I have a simple application in which I need to let the user select a shader (.fx HLSL or assembly file, possibly with multiple passes, but all and only pixel shader) and preview it.

The application runs, the list of shaders comes up, and a button launches the "preview window." From this preview window (which has a DirectX viewport in it), the user selects an image and the shader is run on that image and displayed. Only one frame needs rendered (not real-time).

I have a vertex/pixel shader combination set up that takes a quad and renders it to the screen, textured with the chosen image. This works perfectly. I need to then run another effect, purely pixel shader, on the output from the first effect, and display the final image (post-processed) to the screen. This doesn't work at all.

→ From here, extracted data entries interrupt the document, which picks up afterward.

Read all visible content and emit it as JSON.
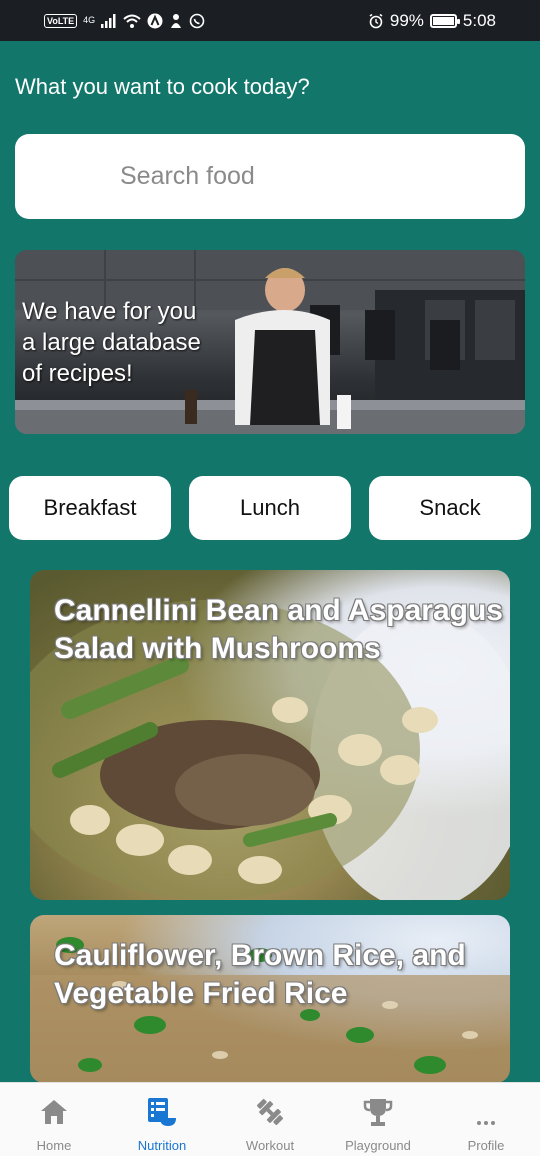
{
  "status_bar": {
    "volte": "VoLTE",
    "network": "4G",
    "battery_percent": "99%",
    "battery_level": 0.99,
    "time": "5:08"
  },
  "heading": "What you want to cook today?",
  "search": {
    "placeholder": "Search food"
  },
  "banner": {
    "lines": [
      "We have for you",
      "a large database",
      "of recipes!"
    ]
  },
  "categories": [
    {
      "label": "Breakfast"
    },
    {
      "label": "Lunch"
    },
    {
      "label": "Snack"
    }
  ],
  "recipes": [
    {
      "title_lines": [
        "Cannellini Bean and Asparagus",
        "Salad with Mushrooms"
      ]
    },
    {
      "title_lines": [
        "Cauliflower, Brown Rice, and",
        "Vegetable Fried Rice"
      ]
    }
  ],
  "nav": {
    "active": "Nutrition",
    "active_color": "#1976d2",
    "items": [
      {
        "label": "Home",
        "icon": "home-icon"
      },
      {
        "label": "Nutrition",
        "icon": "nutrition-icon"
      },
      {
        "label": "Workout",
        "icon": "dumbbell-icon"
      },
      {
        "label": "Playground",
        "icon": "trophy-icon"
      },
      {
        "label": "Profile",
        "icon": "more-icon"
      }
    ]
  },
  "colors": {
    "background": "#12776a",
    "status_bar": "#1b1f24",
    "card": "#ffffff"
  }
}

I've tried for the past few days to get it working, but for no apparent reason, the identical code blocks used to render each effect only render the first. I can add the second shader file as a second pass in the first shader file and it runs perfectly (although completely defeats my goal of previewing user-created shaders). When I try to use a second effect (which loads and compiles just fine), it does nothing. I've taken the results of the first shader (with GetRenderTargetData) and placed them in a texture & surface (destTex and destSur), then set that texture as the input for the second pass (using dev->SetTexture and later effect->SetTexture("thisframe", destTex)).

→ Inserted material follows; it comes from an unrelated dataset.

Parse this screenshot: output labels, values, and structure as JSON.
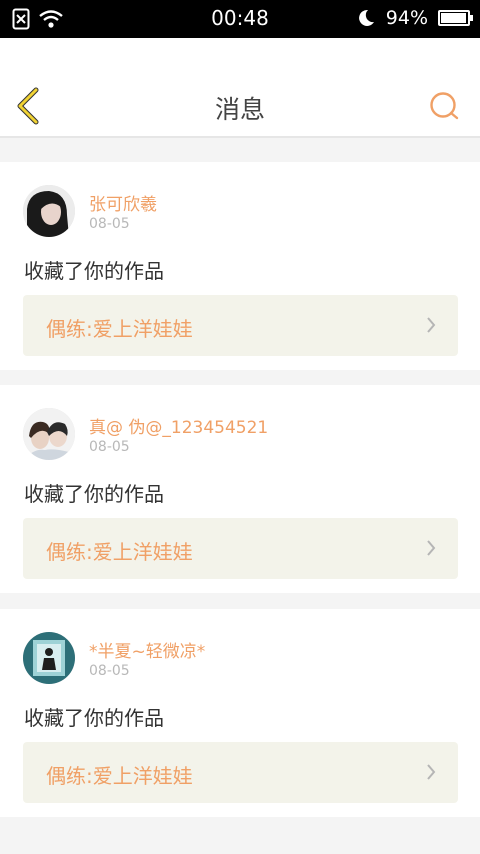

All calls succeed, effects compile, textures load, quads are drawn, but the effect is not visible. I suspected at first the device (created with software vertex processing) was causing the issue, but that doesn't seem to be the case (I tried with hardware and mixed). Additionally, using both a HAL and REF device (not a problem, since the app isn't realtime anyways), that second shader isn't visible. Everything is written in C++ for Direct3D 9.

A: 

There must be some kind of vertex input and vertex processing (either fixed-function or shader) in order for the pixel shader to be run. Are you supplying the vertex shader, and if so are you sure it does what the pixel shader expects? What does your draw call look like?

It's probably worth looking at a PIX trace of your app to see what the device state is when trying to use the user effect.

Jesse Hall
A: 

First Create a texture, then render the first shader directly into that texture. Finally render the second shader with the texture as input to the Backbuffer.

gufftan
+1  A: 

Try clearing the depth-stencil buffer after each time you render the quad.